About the Leverhulme Centre for Water Cultures
The University of Hull's Leverhulme Doctoral Scholarships Centre for Water Cultures pioneers a new, humanities-led, interdisciplinary and transhistorical research area, the ‘green-blue humanities.’
It equips a new generation of PhD students to take this agenda forward, transforming our understanding of our relationships with water and shaping future research agendas, methods, and approaches within and between disciplines.
Join our webinar – Thursday 11 March 2021
We are hosting a free webinar to help you find out more about funded postgraduate research at the Leverhulme Centre for Water Cultures. Join us to hear from programme leaders, supervisors, students and researchers and ask any burning questions at the Q&A. Register here
About this project
This is an exciting opportunity for an ambitious, talented and enthusiastic researcher to conduct interdisciplinary research in order to advance thinking within the area of blue-green humanities through offering innovative new perspectives on writing in British/Irish estuary regions between 1500-1700.
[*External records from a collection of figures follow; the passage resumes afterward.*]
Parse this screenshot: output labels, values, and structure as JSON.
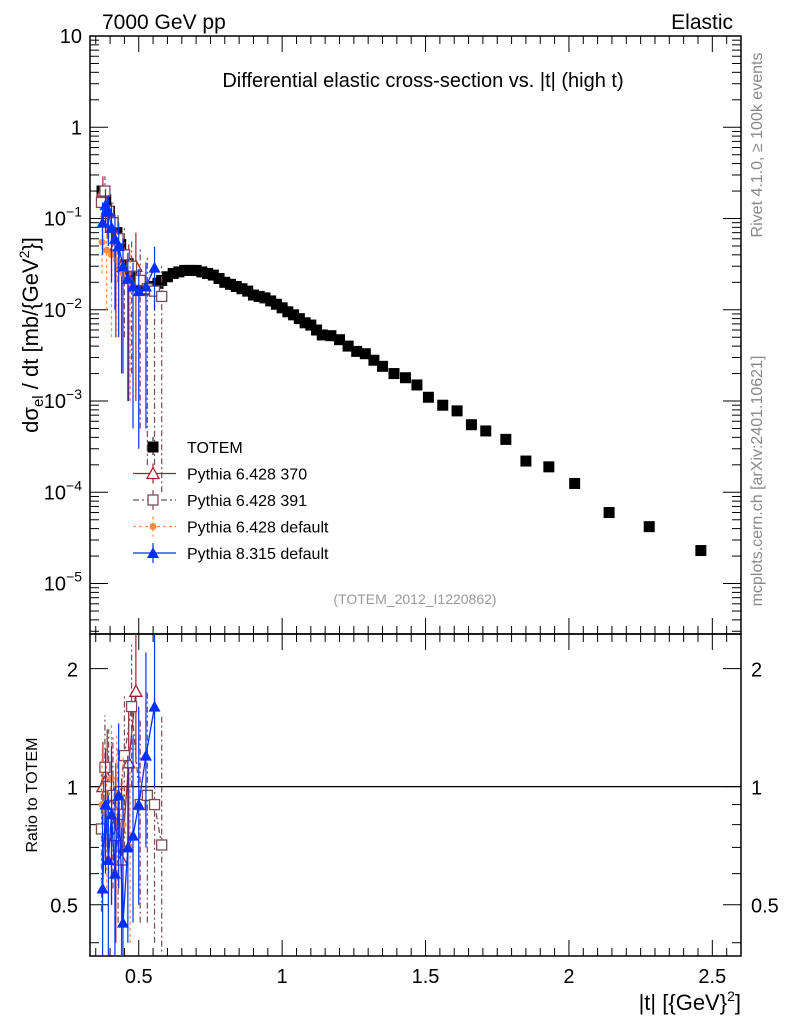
{
  "header": {
    "left": "7000 GeV pp",
    "right": "Elastic"
  },
  "side_labels": {
    "rivet": "Rivet 4.1.0, ≥ 100k events",
    "mcplots": "mcplots.cern.ch [arXiv:2401.10621]"
  },
  "colors": {
    "totem": "#000000",
    "py6_370": "#a02030",
    "py6_391": "#7a4a5a",
    "py6_default": "#ff8c40",
    "py8_default": "#0030ff",
    "ref_line": "#000000",
    "side_text": "#888888"
  },
  "chart_data": [
    {
      "id": "main",
      "type": "scatter",
      "title": "Differential elastic cross-section vs. |t| (high t)",
      "ylabel_main": "dσ",
      "ylabel_sub": "el",
      "ylabel_rest": " / dt [mb/{GeV",
      "ylabel_sup": "2",
      "ylabel_end": "}]",
      "yscale": "log",
      "xlim": [
        0.33,
        2.6
      ],
      "ylim": [
        2.8e-06,
        10
      ],
      "y_ticks": [
        {
          "value": 10,
          "base": "10",
          "sup": ""
        },
        {
          "value": 1,
          "base": "1",
          "sup": ""
        },
        {
          "value": 0.1,
          "base": "10",
          "sup": "−1"
        },
        {
          "value": 0.01,
          "base": "10",
          "sup": "−2"
        },
        {
          "value": 0.001,
          "base": "10",
          "sup": "−3"
        },
        {
          "value": 0.0001,
          "base": "10",
          "sup": "−4"
        },
        {
          "value": 1e-05,
          "base": "10",
          "sup": "−5"
        }
      ],
      "watermark": "(TOTEM_2012_I1220862)",
      "legend": [
        {
          "key": "totem",
          "label": "TOTEM"
        },
        {
          "key": "py6_370",
          "label": "Pythia 6.428 370"
        },
        {
          "key": "py6_391",
          "label": "Pythia 6.428 391"
        },
        {
          "key": "py6_default",
          "label": "Pythia 6.428 default"
        },
        {
          "key": "py8_default",
          "label": "Pythia 8.315 default"
        }
      ],
      "series": [
        {
          "key": "totem",
          "name": "TOTEM",
          "marker": "square",
          "x": [
            0.372,
            0.385,
            0.398,
            0.411,
            0.424,
            0.437,
            0.45,
            0.463,
            0.476,
            0.489,
            0.502,
            0.515,
            0.528,
            0.541,
            0.554,
            0.567,
            0.58,
            0.6,
            0.62,
            0.64,
            0.66,
            0.68,
            0.7,
            0.72,
            0.74,
            0.76,
            0.78,
            0.8,
            0.82,
            0.84,
            0.86,
            0.88,
            0.9,
            0.92,
            0.94,
            0.96,
            0.98,
            1.0,
            1.02,
            1.04,
            1.06,
            1.08,
            1.1,
            1.12,
            1.14,
            1.17,
            1.2,
            1.23,
            1.26,
            1.29,
            1.32,
            1.35,
            1.39,
            1.43,
            1.47,
            1.51,
            1.56,
            1.61,
            1.66,
            1.71,
            1.78,
            1.85,
            1.93,
            2.02,
            2.14,
            2.28,
            2.46
          ],
          "y": [
            0.2,
            0.16,
            0.12,
            0.09,
            0.07,
            0.052,
            0.04,
            0.032,
            0.026,
            0.021,
            0.0185,
            0.017,
            0.0165,
            0.017,
            0.018,
            0.0195,
            0.021,
            0.023,
            0.025,
            0.026,
            0.027,
            0.027,
            0.027,
            0.026,
            0.025,
            0.024,
            0.022,
            0.02,
            0.019,
            0.018,
            0.017,
            0.016,
            0.0145,
            0.014,
            0.0135,
            0.0125,
            0.0115,
            0.0105,
            0.0095,
            0.0088,
            0.008,
            0.0072,
            0.0068,
            0.006,
            0.0053,
            0.0052,
            0.0047,
            0.004,
            0.0035,
            0.0033,
            0.0028,
            0.0024,
            0.002,
            0.0018,
            0.0015,
            0.0011,
            0.0009,
            0.00078,
            0.00055,
            0.00047,
            0.00038,
            0.00022,
            0.00019,
            0.000125,
            6e-05,
            4.2e-05,
            2.3e-05
          ]
        },
        {
          "key": "py6_370",
          "name": "Pythia 6.428 370",
          "marker": "triangle-open",
          "x": [
            0.375,
            0.39,
            0.405,
            0.42,
            0.44,
            0.465,
            0.49
          ],
          "y": [
            0.2,
            0.12,
            0.08,
            0.05,
            0.03,
            0.022,
            0.03
          ],
          "err_lo": [
            0.05,
            0.06,
            0.06,
            0.045,
            0.028,
            0.021,
            0.029
          ],
          "err_hi": [
            0.09,
            0.08,
            0.07,
            0.05,
            0.04,
            0.03,
            0.04
          ]
        },
        {
          "key": "py6_391",
          "name": "Pythia 6.428 391",
          "marker": "square-open",
          "x": [
            0.37,
            0.382,
            0.395,
            0.41,
            0.428,
            0.45,
            0.475,
            0.505,
            0.53,
            0.555,
            0.58
          ],
          "y": [
            0.15,
            0.2,
            0.12,
            0.09,
            0.06,
            0.04,
            0.03,
            0.021,
            0.017,
            0.016,
            0.014
          ],
          "err_lo": [
            0.05,
            0.07,
            0.06,
            0.05,
            0.04,
            0.035,
            0.028,
            0.0205,
            0.0168,
            0.0158,
            0.0139
          ],
          "err_hi": [
            0.08,
            0.09,
            0.07,
            0.06,
            0.05,
            0.04,
            0.03,
            0.025,
            0.02,
            0.018,
            0.016
          ]
        },
        {
          "key": "py6_default",
          "name": "Pythia 6.428 default",
          "marker": "circle",
          "x": [
            0.372,
            0.388,
            0.405,
            0.423,
            0.445,
            0.47
          ],
          "y": [
            0.055,
            0.045,
            0.04,
            0.035,
            0.025,
            0.02
          ],
          "err_lo": [
            0.03,
            0.035,
            0.035,
            0.03,
            0.023,
            0.019
          ],
          "err_hi": [
            0.04,
            0.04,
            0.04,
            0.035,
            0.03,
            0.025
          ]
        },
        {
          "key": "py8_default",
          "name": "Pythia 8.315 default",
          "marker": "triangle",
          "x": [
            0.374,
            0.384,
            0.394,
            0.405,
            0.417,
            0.43,
            0.445,
            0.462,
            0.48,
            0.5,
            0.525,
            0.555
          ],
          "y": [
            0.09,
            0.14,
            0.12,
            0.08,
            0.06,
            0.05,
            0.03,
            0.022,
            0.018,
            0.016,
            0.018,
            0.029
          ],
          "err_lo": [
            0.05,
            0.07,
            0.07,
            0.06,
            0.05,
            0.045,
            0.028,
            0.021,
            0.0175,
            0.0157,
            0.0175,
            0.019
          ],
          "err_hi": [
            0.06,
            0.07,
            0.06,
            0.06,
            0.05,
            0.04,
            0.03,
            0.02,
            0.015,
            0.012,
            0.015,
            0.02
          ]
        }
      ]
    },
    {
      "id": "ratio",
      "type": "scatter",
      "ylabel": "Ratio to TOTEM",
      "xlabel": "|t| [{GeV}",
      "xlabel_sup": "2",
      "xlabel_end": "]",
      "yscale": "log",
      "xlim": [
        0.33,
        2.6
      ],
      "ylim": [
        0.37,
        2.45
      ],
      "reference": 1.0,
      "x_ticks": [
        {
          "value": 0.5,
          "label": "0.5"
        },
        {
          "value": 1.0,
          "label": "1"
        },
        {
          "value": 1.5,
          "label": "1.5"
        },
        {
          "value": 2.0,
          "label": "2"
        },
        {
          "value": 2.5,
          "label": "2.5"
        }
      ],
      "y_ticks": [
        {
          "value": 0.5,
          "label": "0.5"
        },
        {
          "value": 1.0,
          "label": "1"
        },
        {
          "value": 2.0,
          "label": "2"
        }
      ],
      "series": [
        {
          "key": "py6_370",
          "x": [
            0.375,
            0.39,
            0.405,
            0.42,
            0.44,
            0.465,
            0.49
          ],
          "y": [
            1.0,
            1.05,
            0.9,
            0.75,
            0.65,
            1.15,
            1.75
          ],
          "err_lo": [
            0.3,
            0.35,
            0.4,
            0.35,
            0.3,
            0.45,
            0.6
          ],
          "err_hi": [
            0.3,
            0.35,
            0.4,
            0.4,
            0.4,
            0.5,
            0.7
          ]
        },
        {
          "key": "py6_391",
          "x": [
            0.37,
            0.382,
            0.395,
            0.41,
            0.428,
            0.45,
            0.475,
            0.505,
            0.53,
            0.555,
            0.58
          ],
          "y": [
            0.78,
            1.12,
            1.0,
            0.95,
            0.85,
            1.2,
            1.6,
            0.9,
            0.95,
            0.9,
            0.71
          ],
          "err_lo": [
            0.3,
            0.4,
            0.4,
            0.4,
            0.4,
            0.5,
            0.6,
            0.45,
            0.5,
            0.5,
            0.35
          ],
          "err_hi": [
            0.35,
            0.4,
            0.4,
            0.4,
            0.4,
            0.5,
            0.7,
            0.6,
            0.8,
            0.8,
            0.8
          ]
        },
        {
          "key": "py6_default",
          "x": [
            0.372,
            0.388,
            0.405,
            0.423,
            0.445,
            0.47
          ],
          "y": [
            0.9,
            0.85,
            1.05,
            0.95,
            0.8,
            0.7
          ],
          "err_lo": [
            0.35,
            0.3,
            0.4,
            0.4,
            0.3,
            0.3
          ],
          "err_hi": [
            0.35,
            0.35,
            0.4,
            0.4,
            0.4,
            0.4
          ]
        },
        {
          "key": "py8_default",
          "x": [
            0.374,
            0.384,
            0.394,
            0.405,
            0.417,
            0.43,
            0.445,
            0.462,
            0.48,
            0.5,
            0.525,
            0.555
          ],
          "y": [
            0.55,
            0.9,
            0.65,
            0.85,
            0.6,
            0.95,
            0.45,
            0.7,
            0.75,
            0.9,
            1.2,
            1.6
          ],
          "err_lo": [
            0.2,
            0.3,
            0.3,
            0.35,
            0.25,
            0.4,
            0.2,
            0.3,
            0.3,
            0.4,
            0.5,
            0.6
          ],
          "err_hi": [
            0.3,
            0.35,
            0.3,
            0.4,
            0.4,
            0.5,
            0.5,
            0.5,
            0.6,
            0.7,
            1.0,
            1.0
          ]
        }
      ]
    }
  ]
}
Access to clean water is today regarded as a basic human right, but the literary and social history of early modern Britain suggests this was not always the case. Despite developing connections in early modern writing between water, wellbeing, and the health benefits of spa resorts, many urban centres in this period lacked the infrastructure and awareness to ensure clean water supply. These problems were particularly acute for estuary communities like London and Hull, prone to salt-water flooding and salinization of fresh water supply, and at risk from water- and insect-borne diseases. The geography of estuaries therefore makes them ideal case studies for investigating how water and wellbeing helped shape cultures and communities across Britain and Ireland.
This project adopts interdisciplinary approaches to water and wellbeing and applies these to English plays, poems, or prose writings written in British/Irish estuary regions between 1500-1700. The project will combine methodologies drawn from the environmental and medical humanities and adopt inclusive and/or global approaches to offer innovative new perspectives on writing from More to Shakespeare, Marvell to Katherine Philips. Applicants will also wish to consider how findings from the past can help estuary communities learn resilience today, in the face of climate-related emergencies that pose risks to water sanitation and supply.